2- Among the products that the companies have sold more than 10 years ago, which ones of them will be on the list of active chemicals?
3- Cost-benefit factors may be considered for the chemicals assessment procedure? And for eventual control or regulatory measures?
4- The exemption categories of chemicals will remain the same? There will be new categories of exempted chemicals?
5- What will be the new legal procedure to allow EPA to request assessment of a chemical? The agency is still obliged to prove that the chemical is hazardous?
6- Once the active chemicals list is composed, what will happen with the TSCA inventory? A chemical that is currently listed TSCA and that is classified high-priority, will remain listed as long as its assessment is not done yet or the TSCA inventory will be reseted?

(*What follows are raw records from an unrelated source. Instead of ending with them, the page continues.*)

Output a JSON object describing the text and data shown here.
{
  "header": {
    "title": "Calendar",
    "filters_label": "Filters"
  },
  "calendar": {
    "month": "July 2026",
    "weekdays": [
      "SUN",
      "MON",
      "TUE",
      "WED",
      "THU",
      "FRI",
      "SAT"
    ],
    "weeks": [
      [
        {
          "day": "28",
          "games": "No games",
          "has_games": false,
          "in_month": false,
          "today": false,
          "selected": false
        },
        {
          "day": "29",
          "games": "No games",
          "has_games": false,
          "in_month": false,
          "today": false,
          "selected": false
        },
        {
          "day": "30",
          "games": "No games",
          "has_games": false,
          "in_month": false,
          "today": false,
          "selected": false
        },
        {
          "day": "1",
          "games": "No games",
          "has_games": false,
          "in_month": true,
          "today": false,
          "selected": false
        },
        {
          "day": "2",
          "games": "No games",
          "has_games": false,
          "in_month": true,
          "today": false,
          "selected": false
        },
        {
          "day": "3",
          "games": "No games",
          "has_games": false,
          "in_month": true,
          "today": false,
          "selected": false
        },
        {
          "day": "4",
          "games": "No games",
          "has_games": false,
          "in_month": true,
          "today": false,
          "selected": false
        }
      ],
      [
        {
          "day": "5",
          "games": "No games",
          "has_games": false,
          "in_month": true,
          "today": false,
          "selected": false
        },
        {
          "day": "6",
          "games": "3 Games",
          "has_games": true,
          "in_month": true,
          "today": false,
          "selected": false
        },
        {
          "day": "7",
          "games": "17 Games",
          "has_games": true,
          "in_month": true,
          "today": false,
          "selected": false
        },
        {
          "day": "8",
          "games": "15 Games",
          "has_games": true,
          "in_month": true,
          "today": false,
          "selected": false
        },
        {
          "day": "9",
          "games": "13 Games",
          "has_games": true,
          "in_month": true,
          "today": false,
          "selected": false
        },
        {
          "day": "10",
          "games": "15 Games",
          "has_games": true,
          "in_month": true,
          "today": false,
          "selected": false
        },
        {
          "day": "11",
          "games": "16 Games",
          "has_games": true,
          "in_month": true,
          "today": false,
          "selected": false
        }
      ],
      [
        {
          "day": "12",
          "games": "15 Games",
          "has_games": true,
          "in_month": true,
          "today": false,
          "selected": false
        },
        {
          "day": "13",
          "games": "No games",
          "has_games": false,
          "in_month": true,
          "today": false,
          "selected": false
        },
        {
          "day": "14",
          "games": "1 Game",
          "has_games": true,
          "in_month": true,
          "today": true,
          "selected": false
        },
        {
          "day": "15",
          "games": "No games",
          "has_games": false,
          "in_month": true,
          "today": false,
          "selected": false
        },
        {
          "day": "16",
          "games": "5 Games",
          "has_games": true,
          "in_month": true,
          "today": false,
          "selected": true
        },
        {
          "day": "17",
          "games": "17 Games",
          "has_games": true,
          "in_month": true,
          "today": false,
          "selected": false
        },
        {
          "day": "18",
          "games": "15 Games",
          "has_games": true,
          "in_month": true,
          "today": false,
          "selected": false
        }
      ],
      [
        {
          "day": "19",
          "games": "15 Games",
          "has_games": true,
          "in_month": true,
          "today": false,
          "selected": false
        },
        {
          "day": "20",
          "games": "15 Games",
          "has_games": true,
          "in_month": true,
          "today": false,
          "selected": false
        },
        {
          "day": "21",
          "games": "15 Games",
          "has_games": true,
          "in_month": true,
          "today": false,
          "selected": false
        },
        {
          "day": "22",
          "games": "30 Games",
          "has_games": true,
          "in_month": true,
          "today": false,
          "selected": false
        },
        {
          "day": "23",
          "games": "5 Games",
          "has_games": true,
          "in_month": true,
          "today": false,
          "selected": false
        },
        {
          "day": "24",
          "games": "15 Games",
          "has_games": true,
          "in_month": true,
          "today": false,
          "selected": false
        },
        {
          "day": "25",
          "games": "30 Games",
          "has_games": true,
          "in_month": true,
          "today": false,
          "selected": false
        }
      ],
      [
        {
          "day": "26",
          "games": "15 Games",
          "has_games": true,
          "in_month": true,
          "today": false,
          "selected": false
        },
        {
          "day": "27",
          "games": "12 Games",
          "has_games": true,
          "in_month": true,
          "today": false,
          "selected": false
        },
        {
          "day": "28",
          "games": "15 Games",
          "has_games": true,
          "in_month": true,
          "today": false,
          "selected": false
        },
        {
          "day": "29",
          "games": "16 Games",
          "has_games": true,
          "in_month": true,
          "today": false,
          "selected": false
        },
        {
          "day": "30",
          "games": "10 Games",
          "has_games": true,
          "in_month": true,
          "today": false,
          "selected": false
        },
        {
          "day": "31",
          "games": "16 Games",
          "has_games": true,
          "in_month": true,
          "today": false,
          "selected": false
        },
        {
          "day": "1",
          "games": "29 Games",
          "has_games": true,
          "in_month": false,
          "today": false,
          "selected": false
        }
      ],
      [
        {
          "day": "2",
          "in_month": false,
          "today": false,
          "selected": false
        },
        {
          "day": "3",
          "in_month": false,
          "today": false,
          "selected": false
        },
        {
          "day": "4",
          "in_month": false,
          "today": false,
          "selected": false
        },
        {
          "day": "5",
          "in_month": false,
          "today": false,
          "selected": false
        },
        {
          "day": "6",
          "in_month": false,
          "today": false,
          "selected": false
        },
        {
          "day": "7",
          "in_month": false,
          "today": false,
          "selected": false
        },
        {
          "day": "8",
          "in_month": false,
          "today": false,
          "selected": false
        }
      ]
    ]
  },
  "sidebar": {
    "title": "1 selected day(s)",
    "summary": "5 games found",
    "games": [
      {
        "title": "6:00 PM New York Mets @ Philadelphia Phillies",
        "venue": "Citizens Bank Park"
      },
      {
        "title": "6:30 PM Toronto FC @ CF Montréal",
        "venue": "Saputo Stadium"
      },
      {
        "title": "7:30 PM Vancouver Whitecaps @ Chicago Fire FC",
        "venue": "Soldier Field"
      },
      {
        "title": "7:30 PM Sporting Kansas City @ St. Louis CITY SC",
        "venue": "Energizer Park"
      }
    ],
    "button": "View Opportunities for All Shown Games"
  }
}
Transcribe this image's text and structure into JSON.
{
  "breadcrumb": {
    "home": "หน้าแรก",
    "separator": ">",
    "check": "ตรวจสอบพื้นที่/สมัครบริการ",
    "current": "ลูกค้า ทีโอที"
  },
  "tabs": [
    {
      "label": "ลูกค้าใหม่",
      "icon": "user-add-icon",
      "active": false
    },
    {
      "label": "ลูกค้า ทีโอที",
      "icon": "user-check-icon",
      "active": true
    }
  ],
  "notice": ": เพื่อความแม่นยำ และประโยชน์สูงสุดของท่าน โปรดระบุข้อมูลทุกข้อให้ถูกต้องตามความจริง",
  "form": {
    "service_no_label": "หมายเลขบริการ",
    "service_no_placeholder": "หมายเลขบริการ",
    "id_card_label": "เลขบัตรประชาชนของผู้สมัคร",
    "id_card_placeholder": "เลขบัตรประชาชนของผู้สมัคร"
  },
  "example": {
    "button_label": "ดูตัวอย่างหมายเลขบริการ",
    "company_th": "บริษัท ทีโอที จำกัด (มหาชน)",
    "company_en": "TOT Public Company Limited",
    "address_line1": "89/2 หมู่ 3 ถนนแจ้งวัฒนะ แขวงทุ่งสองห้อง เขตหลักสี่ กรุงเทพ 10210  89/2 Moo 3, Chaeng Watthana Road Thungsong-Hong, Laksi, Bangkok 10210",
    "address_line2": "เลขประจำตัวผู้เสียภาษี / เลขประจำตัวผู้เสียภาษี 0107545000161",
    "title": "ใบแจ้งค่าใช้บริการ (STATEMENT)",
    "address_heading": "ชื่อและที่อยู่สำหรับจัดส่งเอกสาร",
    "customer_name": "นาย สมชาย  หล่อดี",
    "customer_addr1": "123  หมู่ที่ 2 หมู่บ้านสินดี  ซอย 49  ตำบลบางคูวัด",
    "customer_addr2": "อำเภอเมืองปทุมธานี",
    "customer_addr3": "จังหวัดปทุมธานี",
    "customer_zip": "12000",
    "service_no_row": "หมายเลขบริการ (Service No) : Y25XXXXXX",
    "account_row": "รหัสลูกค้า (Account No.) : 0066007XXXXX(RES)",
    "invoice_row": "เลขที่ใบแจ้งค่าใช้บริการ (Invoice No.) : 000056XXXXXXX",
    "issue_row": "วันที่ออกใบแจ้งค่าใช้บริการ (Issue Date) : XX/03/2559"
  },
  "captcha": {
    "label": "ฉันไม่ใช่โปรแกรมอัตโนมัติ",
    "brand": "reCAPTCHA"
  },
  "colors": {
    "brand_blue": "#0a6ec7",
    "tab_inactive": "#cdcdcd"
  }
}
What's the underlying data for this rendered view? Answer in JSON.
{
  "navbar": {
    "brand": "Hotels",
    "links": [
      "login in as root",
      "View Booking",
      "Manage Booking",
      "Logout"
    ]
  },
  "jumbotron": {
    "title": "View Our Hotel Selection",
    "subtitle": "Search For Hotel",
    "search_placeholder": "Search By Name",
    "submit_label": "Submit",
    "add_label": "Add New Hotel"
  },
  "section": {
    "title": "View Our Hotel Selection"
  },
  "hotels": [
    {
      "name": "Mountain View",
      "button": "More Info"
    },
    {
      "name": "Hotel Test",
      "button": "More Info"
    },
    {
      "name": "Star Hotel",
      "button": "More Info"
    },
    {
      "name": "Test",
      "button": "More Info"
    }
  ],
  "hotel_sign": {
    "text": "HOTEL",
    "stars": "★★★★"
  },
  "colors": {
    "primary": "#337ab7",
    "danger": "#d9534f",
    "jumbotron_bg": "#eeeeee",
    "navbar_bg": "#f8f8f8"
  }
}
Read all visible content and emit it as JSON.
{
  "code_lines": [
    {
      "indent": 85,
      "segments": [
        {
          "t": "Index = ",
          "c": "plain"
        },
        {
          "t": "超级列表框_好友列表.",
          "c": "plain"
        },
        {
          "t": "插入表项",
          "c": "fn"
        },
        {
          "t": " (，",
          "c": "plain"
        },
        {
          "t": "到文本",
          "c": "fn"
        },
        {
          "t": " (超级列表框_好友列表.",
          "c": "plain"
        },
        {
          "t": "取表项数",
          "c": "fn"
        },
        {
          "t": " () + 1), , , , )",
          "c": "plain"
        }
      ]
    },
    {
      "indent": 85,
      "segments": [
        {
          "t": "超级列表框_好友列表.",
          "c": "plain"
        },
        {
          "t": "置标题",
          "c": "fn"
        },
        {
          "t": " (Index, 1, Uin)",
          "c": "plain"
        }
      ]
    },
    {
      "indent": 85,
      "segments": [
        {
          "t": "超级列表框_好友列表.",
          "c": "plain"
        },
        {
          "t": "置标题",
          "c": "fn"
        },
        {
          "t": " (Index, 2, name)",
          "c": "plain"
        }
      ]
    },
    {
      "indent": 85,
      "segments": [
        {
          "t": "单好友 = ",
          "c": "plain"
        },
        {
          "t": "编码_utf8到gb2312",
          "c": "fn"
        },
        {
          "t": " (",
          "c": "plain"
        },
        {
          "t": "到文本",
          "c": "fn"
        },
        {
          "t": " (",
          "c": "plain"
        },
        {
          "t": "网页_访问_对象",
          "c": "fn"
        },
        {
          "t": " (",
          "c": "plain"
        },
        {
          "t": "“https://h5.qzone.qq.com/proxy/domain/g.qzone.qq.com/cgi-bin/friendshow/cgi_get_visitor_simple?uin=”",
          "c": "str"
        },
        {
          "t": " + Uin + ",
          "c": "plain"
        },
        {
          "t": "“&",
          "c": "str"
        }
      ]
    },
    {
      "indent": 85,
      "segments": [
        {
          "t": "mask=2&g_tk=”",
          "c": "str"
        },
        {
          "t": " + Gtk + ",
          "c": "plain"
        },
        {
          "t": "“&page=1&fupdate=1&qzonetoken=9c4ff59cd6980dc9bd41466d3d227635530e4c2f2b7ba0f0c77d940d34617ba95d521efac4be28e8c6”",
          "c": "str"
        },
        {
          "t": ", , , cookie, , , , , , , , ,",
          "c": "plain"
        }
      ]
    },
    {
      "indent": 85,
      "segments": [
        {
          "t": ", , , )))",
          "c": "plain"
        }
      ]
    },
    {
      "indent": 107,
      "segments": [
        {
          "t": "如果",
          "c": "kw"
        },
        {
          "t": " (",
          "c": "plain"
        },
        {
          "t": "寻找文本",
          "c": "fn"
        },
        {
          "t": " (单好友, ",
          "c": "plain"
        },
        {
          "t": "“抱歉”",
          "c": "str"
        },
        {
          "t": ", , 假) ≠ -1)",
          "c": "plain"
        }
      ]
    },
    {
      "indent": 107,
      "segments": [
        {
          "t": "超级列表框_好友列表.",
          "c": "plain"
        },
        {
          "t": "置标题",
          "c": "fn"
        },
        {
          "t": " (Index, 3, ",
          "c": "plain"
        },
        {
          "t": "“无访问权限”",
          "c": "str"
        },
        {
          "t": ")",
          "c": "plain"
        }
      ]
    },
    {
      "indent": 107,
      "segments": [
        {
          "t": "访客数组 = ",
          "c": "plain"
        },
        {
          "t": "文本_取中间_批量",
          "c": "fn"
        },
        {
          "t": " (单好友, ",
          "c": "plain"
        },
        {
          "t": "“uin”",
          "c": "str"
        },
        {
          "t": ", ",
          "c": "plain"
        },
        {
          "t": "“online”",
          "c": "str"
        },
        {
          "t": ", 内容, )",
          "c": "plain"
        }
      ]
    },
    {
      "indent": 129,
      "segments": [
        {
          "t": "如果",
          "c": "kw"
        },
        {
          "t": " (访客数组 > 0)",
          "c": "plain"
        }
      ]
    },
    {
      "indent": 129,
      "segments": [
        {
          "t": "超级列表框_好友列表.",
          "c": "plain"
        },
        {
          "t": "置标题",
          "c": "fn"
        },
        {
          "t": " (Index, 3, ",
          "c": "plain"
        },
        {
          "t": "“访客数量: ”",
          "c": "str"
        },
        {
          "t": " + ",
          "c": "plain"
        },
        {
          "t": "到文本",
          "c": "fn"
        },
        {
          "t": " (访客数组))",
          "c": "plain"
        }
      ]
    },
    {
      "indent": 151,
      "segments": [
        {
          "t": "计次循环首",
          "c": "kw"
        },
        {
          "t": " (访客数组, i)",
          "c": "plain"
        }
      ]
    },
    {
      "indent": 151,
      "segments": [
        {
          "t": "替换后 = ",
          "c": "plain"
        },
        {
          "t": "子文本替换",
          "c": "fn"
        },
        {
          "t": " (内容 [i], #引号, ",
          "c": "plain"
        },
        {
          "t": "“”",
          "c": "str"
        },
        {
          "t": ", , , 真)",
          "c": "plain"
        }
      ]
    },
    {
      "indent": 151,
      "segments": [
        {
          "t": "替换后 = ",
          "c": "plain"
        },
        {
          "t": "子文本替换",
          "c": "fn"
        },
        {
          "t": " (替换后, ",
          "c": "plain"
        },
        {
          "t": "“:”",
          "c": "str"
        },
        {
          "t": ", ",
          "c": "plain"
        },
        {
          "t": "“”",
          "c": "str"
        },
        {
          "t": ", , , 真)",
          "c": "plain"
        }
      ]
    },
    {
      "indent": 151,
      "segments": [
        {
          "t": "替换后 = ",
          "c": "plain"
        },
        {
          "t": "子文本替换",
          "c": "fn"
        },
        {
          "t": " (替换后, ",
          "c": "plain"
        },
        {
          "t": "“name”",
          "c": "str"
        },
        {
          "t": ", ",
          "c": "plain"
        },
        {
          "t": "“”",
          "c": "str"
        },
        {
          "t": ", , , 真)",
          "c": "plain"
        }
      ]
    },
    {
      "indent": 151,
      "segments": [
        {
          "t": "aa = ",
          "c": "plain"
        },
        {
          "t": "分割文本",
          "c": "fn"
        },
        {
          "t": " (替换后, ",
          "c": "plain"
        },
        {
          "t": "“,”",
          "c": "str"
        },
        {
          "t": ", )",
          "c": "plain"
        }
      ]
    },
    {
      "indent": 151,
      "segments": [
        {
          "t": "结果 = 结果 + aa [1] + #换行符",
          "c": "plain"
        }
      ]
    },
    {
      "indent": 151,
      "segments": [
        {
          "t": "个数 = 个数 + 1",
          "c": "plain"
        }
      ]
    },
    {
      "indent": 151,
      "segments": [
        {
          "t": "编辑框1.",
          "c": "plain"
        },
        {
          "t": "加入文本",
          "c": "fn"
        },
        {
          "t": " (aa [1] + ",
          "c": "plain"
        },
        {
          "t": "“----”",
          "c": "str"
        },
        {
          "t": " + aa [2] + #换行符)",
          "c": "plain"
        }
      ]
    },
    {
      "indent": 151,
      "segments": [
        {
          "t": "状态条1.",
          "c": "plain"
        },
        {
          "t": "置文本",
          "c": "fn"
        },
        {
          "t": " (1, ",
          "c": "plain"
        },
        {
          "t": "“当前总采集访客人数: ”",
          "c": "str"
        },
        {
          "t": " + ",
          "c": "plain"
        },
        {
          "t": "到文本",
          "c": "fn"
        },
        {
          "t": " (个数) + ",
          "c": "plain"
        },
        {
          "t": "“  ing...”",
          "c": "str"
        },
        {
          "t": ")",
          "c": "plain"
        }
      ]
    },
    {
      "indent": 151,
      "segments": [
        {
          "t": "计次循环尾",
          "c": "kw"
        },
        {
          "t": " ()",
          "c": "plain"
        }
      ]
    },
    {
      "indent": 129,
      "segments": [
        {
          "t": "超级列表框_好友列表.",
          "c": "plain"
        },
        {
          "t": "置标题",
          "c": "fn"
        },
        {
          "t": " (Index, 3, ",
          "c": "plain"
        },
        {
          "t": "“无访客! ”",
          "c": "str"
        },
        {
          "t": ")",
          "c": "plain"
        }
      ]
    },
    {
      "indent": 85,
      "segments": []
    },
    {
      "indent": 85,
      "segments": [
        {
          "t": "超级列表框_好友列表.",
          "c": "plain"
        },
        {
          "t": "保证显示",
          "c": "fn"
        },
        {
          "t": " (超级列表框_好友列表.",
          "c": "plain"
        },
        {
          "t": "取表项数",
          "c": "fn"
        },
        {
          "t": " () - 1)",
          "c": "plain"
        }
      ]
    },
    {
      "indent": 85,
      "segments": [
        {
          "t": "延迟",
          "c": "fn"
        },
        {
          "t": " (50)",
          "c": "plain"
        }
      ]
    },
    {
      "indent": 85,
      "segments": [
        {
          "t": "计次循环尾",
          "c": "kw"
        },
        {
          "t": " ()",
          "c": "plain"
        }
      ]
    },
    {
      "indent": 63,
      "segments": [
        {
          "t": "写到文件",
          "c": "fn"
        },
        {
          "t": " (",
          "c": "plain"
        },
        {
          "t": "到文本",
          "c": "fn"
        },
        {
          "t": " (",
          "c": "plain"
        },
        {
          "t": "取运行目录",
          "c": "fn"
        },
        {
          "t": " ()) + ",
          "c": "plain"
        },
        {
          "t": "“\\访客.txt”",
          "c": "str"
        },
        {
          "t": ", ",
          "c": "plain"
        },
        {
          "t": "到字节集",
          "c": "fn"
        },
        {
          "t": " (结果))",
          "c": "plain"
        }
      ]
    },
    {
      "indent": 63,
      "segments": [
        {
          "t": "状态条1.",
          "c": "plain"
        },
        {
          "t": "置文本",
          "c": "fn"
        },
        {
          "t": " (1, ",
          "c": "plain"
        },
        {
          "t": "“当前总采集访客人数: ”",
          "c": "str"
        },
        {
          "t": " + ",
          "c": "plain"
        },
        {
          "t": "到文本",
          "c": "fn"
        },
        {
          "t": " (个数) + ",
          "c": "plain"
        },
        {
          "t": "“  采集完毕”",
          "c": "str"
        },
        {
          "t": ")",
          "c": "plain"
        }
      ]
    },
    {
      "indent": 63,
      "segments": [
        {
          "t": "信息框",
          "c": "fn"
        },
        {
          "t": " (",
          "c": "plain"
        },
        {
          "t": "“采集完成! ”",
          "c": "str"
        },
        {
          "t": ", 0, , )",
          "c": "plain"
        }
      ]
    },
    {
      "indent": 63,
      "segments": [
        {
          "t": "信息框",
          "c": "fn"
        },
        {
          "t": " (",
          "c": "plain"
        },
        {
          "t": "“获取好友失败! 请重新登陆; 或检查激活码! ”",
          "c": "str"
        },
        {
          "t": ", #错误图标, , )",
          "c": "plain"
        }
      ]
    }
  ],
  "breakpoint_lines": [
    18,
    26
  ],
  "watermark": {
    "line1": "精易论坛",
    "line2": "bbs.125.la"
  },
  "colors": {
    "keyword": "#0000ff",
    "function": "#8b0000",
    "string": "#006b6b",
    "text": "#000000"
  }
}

7- The requirement of 25 high priority chemicals and 25 low priority chemicals in 5 years of enactment means that in 5 years only 50 chemicals will be evaluated ? And what will happen to the chemicals on the active chemicals list that have not been evaluated yet but were listed TSCA, they will be able to be put in market or we will be obliged to wait their assessment?
8- In which way the new procedure of assessment for new chemicals is different? Will it be more rigorous?
9- In the current TSCA bill is there any particularity on the assessment and notification of chemicals in articles?
10- The requirement of making a Chemical Data Reporting (CDR) every 4 years will be remained?